Criado em 2001 com a proposta de reunir movimentos sociais de todo o mundo, o Fórum Social Mundial (FSM) ocorreu em 2018 na capital baiana, de 13 a 17 de março, envolvendo vários espaços da cidade com o lema “Resistir é criar, resistir é transformar”. Trata-se de um evento altermundialista, organizado por movimentos dos vários continentes, com o objetivo de elaborar alternativas para uma transformação social global. Esta edição do FSM procurou articular resistências às manobras que tentam asfixiar os processos democráticos e a participação popular, retirando direitos humanos duramente conquistados. Buscou também apontar opções de convivência cidadã, em meio a grandes retrocessos éticos, políticos e sociais. Foi sintomática, nesse contexto, a sua realização no Brasil, que sofre desde 2016 um golpe parlamentar a serviço do capital transnacional explorador.

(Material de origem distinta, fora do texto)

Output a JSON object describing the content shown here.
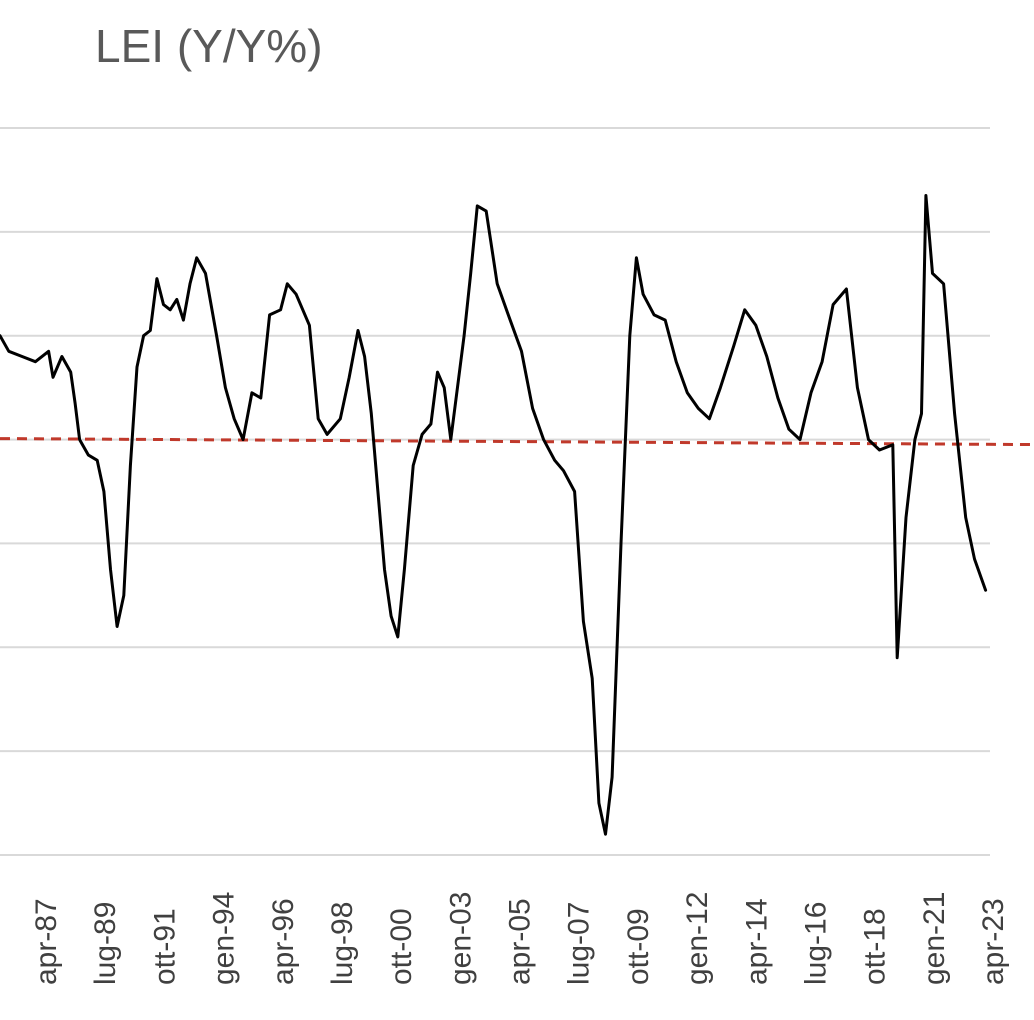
{
  "chart_data": {
    "type": "line",
    "title": "LEI (Y/Y%)",
    "xlabel": "",
    "ylabel": "",
    "x_tick_labels": [
      "apr-87",
      "lug-89",
      "ott-91",
      "gen-94",
      "apr-96",
      "lug-98",
      "ott-00",
      "gen-03",
      "apr-05",
      "lug-07",
      "ott-09",
      "gen-12",
      "apr-14",
      "lug-16",
      "ott-18",
      "gen-21",
      "apr-23"
    ],
    "x_range": [
      "1986-06",
      "2023-10"
    ],
    "y_range": [
      -8,
      6
    ],
    "y_gridlines": [
      -8,
      -6,
      -4,
      -2,
      0,
      2,
      4,
      6
    ],
    "y_tick_labels_visible": false,
    "legend": "none",
    "reference_line": {
      "value": 0,
      "color": "#c0392b",
      "style": "dashed"
    },
    "series": [
      {
        "color": "#000000",
        "points": [
          [
            "1986-06",
            2.0
          ],
          [
            "1986-10",
            1.7
          ],
          [
            "1987-04",
            1.6
          ],
          [
            "1987-10",
            1.5
          ],
          [
            "1988-04",
            1.7
          ],
          [
            "1988-06",
            1.2
          ],
          [
            "1988-10",
            1.6
          ],
          [
            "1989-02",
            1.3
          ],
          [
            "1989-04",
            0.7
          ],
          [
            "1989-06",
            0.0
          ],
          [
            "1989-10",
            -0.3
          ],
          [
            "1990-02",
            -0.4
          ],
          [
            "1990-05",
            -1.0
          ],
          [
            "1990-08",
            -2.5
          ],
          [
            "1990-11",
            -3.6
          ],
          [
            "1991-02",
            -3.0
          ],
          [
            "1991-05",
            -0.5
          ],
          [
            "1991-08",
            1.4
          ],
          [
            "1991-11",
            2.0
          ],
          [
            "1992-02",
            2.1
          ],
          [
            "1992-05",
            3.1
          ],
          [
            "1992-08",
            2.6
          ],
          [
            "1992-11",
            2.5
          ],
          [
            "1993-02",
            2.7
          ],
          [
            "1993-05",
            2.3
          ],
          [
            "1993-08",
            3.0
          ],
          [
            "1993-11",
            3.5
          ],
          [
            "1994-03",
            3.2
          ],
          [
            "1994-08",
            2.0
          ],
          [
            "1994-12",
            1.0
          ],
          [
            "1995-04",
            0.4
          ],
          [
            "1995-08",
            0.0
          ],
          [
            "1995-12",
            0.9
          ],
          [
            "1996-04",
            0.8
          ],
          [
            "1996-08",
            2.4
          ],
          [
            "1997-01",
            2.5
          ],
          [
            "1997-04",
            3.0
          ],
          [
            "1997-08",
            2.8
          ],
          [
            "1998-02",
            2.2
          ],
          [
            "1998-06",
            0.4
          ],
          [
            "1998-10",
            0.1
          ],
          [
            "1999-04",
            0.4
          ],
          [
            "1999-08",
            1.2
          ],
          [
            "1999-12",
            2.1
          ],
          [
            "2000-03",
            1.6
          ],
          [
            "2000-06",
            0.5
          ],
          [
            "2000-09",
            -1.0
          ],
          [
            "2000-12",
            -2.5
          ],
          [
            "2001-03",
            -3.4
          ],
          [
            "2001-06",
            -3.8
          ],
          [
            "2001-09",
            -2.5
          ],
          [
            "2002-01",
            -0.5
          ],
          [
            "2002-05",
            0.1
          ],
          [
            "2002-09",
            0.3
          ],
          [
            "2002-12",
            1.3
          ],
          [
            "2003-03",
            1.0
          ],
          [
            "2003-06",
            0.0
          ],
          [
            "2003-12",
            2.0
          ],
          [
            "2004-03",
            3.2
          ],
          [
            "2004-06",
            4.5
          ],
          [
            "2004-10",
            4.4
          ],
          [
            "2005-03",
            3.0
          ],
          [
            "2005-08",
            2.4
          ],
          [
            "2006-02",
            1.7
          ],
          [
            "2006-07",
            0.6
          ],
          [
            "2006-12",
            0.0
          ],
          [
            "2007-05",
            -0.4
          ],
          [
            "2007-09",
            -0.6
          ],
          [
            "2008-02",
            -1.0
          ],
          [
            "2008-06",
            -3.5
          ],
          [
            "2008-10",
            -4.6
          ],
          [
            "2009-01",
            -7.0
          ],
          [
            "2009-04",
            -7.6
          ],
          [
            "2009-07",
            -6.5
          ],
          [
            "2009-11",
            -2.0
          ],
          [
            "2010-03",
            2.0
          ],
          [
            "2010-06",
            3.5
          ],
          [
            "2010-09",
            2.8
          ],
          [
            "2011-02",
            2.4
          ],
          [
            "2011-07",
            2.3
          ],
          [
            "2011-12",
            1.5
          ],
          [
            "2012-05",
            0.9
          ],
          [
            "2012-10",
            0.6
          ],
          [
            "2013-03",
            0.4
          ],
          [
            "2013-08",
            1.0
          ],
          [
            "2014-02",
            1.8
          ],
          [
            "2014-07",
            2.5
          ],
          [
            "2014-12",
            2.2
          ],
          [
            "2015-05",
            1.6
          ],
          [
            "2015-10",
            0.8
          ],
          [
            "2016-03",
            0.2
          ],
          [
            "2016-08",
            0.0
          ],
          [
            "2017-01",
            0.9
          ],
          [
            "2017-06",
            1.5
          ],
          [
            "2017-11",
            2.6
          ],
          [
            "2018-05",
            2.9
          ],
          [
            "2018-10",
            1.0
          ],
          [
            "2019-03",
            0.0
          ],
          [
            "2019-08",
            -0.2
          ],
          [
            "2020-02",
            -0.1
          ],
          [
            "2020-04",
            -4.2
          ],
          [
            "2020-08",
            -1.5
          ],
          [
            "2020-12",
            0.0
          ],
          [
            "2021-03",
            0.5
          ],
          [
            "2021-05",
            4.7
          ],
          [
            "2021-08",
            3.2
          ],
          [
            "2022-01",
            3.0
          ],
          [
            "2022-06",
            0.5
          ],
          [
            "2022-11",
            -1.5
          ],
          [
            "2023-03",
            -2.3
          ],
          [
            "2023-08",
            -2.9
          ]
        ]
      }
    ]
  }
}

É possível dizer que o Fórum Social Mundial é uma aula magna do humanismo. Um lugar de esperança, que permite fazer crescer o pertencimento a uma causa inclusiva e aberta, em defesa da vida para todos. Quem participou do Fórum não estava apenas sonhando, mas indicando que, por todas as partes do mundo, ensaiam-se novas formas de sobreviver e conviver, mais cuidadosas e humanas. O mundo que temos hoje é perigoso para toda a humanidade: está aumentando a distância entre ricos e pobres, o planeta está aquecendo, os recursos estão se esgotando. O fundamentalismo e a violência se multiplicam. Então, um outro mundo não é apenas possível, mas necessário. Pessoas negras, indígenas, brancas e de várias classes sociais uniram-se, então, num mesmo objetivo: salvar a vida humana e a casa comum da humanidade.
O Fórum foi também um encontro transdisciplinar, reunindo acadêmicos e militantes, incluindo as sabedorias populares junto às técnicas científicas. A pedagogia do Fórum é de descolonização, descentralização. A metodologia de ação social ensaiada não foi de confronto, mas de complementaridade. Foi igualmente um evento trans-religioso: chamou atenção o painel ecumênico, com o tema “Igrejas na resistência aos cenários de golpe na América Latina”. O teólogo Aquino Júnior foi enfático: “A nossa relação com Deus não nos permite ficar longe das grandes questões sociais. Tem a tarefa de ajudar o povo nas suas lutas. O cristão não pode ser indiferente num pais onde seis pessoas têm mais que 50% da população”. E o monge Marcelo Barros, animador do nosso Observatório das Religiões no Recife, arrematou: “Nossas Igrejas precisam superar o patriarcalismo e aprender das religiões afro a importância do ministério das mulheres. Precisam sair da camisa de força que as mantêm presas a normas morais das filosofias neoplatônicas como se fossem do Evangelho e a regras cultuais que identificam a Igreja com uma religião imperial antiga. Isso precisa ser superado para que se tornem mais e mais caminhos de espiritualidade e de liberdade humana”.
Fato dolorosamente marcante foi a notícia, durante o Fórum, do assassinato de Marielle Franco no Rio: lutadora social e vereadora, cientista social, filha da Favela da Maré. Ela tinha uma participação prevista no Fórum e, com sua morte, o nível de politização aumentou. O fato repercutiu fortemente na Assembleia Mundial de Mulheres, no Terreiro de Jesus no Pelourinho, marcada por discursos inflamados e gritos de ordem, como “Marielle Franco, presente”, “Feminismo é revolução”. E pela cidade ecoaram os dizeres de um grande painel nas ladeiras de Salvador, terra de todos os santos: “Que o sangue de Marielle regue nossa resistência, nossa luta. A luta continua, companheira! Por você, por nós. Marielle Franco, presente!”